Short answer -- it's only for linux executables. It's not going to work for loading linux shared libraries from FreeBSD executables.

Longer version:

Your problem is that when you load application from a FreeBSD binary, it's FreeBSD's dynamic linker that does the job and it will attempt to resolve the symbols using FreeBSD's libraries which it not what you want to happen.

For comparison, when you launch Linux binaries on FreeBSD, kernel figures out that it's a linux binary (brandelf helps here) and then does two things -- replacess process' syscall table with the one that will handle linux syscalls and redirects filesystem root to /compat/linux. After that it launches linux ld.so which will then load linux dynamic libraries and resolve symbols among them.

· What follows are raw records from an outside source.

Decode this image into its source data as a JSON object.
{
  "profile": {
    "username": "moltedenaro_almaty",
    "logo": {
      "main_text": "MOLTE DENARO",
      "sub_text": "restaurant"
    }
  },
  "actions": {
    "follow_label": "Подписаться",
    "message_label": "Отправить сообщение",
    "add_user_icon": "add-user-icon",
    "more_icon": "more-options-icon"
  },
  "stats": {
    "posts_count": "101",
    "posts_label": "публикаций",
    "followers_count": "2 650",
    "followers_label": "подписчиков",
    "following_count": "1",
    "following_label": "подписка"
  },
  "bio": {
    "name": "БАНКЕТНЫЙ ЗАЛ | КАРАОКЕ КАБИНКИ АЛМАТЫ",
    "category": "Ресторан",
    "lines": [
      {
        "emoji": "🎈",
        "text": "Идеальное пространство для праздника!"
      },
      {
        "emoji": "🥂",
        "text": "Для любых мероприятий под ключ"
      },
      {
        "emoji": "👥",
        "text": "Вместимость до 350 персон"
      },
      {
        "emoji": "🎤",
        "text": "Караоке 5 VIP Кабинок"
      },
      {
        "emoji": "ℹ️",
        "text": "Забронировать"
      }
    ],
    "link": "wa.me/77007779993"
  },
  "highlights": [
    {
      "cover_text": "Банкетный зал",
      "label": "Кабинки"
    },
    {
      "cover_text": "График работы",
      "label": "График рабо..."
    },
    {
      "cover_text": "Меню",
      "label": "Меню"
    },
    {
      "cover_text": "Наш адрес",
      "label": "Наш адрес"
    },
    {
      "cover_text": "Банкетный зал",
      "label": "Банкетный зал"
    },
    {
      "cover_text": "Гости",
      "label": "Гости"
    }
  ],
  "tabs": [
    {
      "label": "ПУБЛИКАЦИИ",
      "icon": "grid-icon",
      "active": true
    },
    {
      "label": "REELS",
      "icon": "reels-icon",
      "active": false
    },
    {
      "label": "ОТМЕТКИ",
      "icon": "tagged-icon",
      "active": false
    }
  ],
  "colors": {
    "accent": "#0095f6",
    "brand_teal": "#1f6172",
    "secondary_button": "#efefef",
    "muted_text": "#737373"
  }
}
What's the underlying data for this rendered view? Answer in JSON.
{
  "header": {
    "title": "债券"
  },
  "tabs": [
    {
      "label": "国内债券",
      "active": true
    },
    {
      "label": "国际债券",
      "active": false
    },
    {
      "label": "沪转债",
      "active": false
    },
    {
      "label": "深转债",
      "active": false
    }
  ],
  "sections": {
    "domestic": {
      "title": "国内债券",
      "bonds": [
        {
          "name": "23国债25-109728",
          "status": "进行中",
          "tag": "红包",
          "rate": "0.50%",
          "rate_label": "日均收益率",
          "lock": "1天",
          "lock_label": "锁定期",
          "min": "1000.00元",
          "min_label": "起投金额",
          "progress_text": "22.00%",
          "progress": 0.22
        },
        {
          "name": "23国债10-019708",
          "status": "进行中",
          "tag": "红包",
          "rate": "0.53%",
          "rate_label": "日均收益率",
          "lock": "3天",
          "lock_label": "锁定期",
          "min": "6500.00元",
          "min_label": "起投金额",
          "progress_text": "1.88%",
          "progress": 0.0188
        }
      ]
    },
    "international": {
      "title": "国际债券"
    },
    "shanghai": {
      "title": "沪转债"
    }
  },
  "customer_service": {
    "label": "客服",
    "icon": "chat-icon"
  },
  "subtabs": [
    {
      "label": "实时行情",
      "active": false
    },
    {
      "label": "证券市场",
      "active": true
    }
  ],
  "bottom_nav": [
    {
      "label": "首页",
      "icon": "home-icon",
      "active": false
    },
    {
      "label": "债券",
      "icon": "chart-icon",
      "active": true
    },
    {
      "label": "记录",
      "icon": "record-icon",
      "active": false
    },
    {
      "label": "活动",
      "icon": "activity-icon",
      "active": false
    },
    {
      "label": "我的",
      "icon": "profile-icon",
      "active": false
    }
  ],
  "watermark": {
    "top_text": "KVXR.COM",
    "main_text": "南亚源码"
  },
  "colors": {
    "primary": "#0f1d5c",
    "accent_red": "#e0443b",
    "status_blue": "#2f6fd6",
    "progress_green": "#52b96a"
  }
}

Using linux shared object directly from freebsd app is theoretically possible, but hard to do in practice. You'll need to figure out how to handle linux system calls that library may make, deal with functions it may want to call from linux shared libraries, deal with files it may want to open assuming linux filesystem layout, etc.

A more pragmatic solution is to have some sort of 'proxy' linux binary which will load your linux shared library and which would communicate with freebsd binary via some sort of IPC and perform calls into linux code on FreeBSD app's behalf. I believe this is how opera web browser runs Linux plugins on FreeBSD. If you're curious, take a look at NSpluginwrapper which does something similar.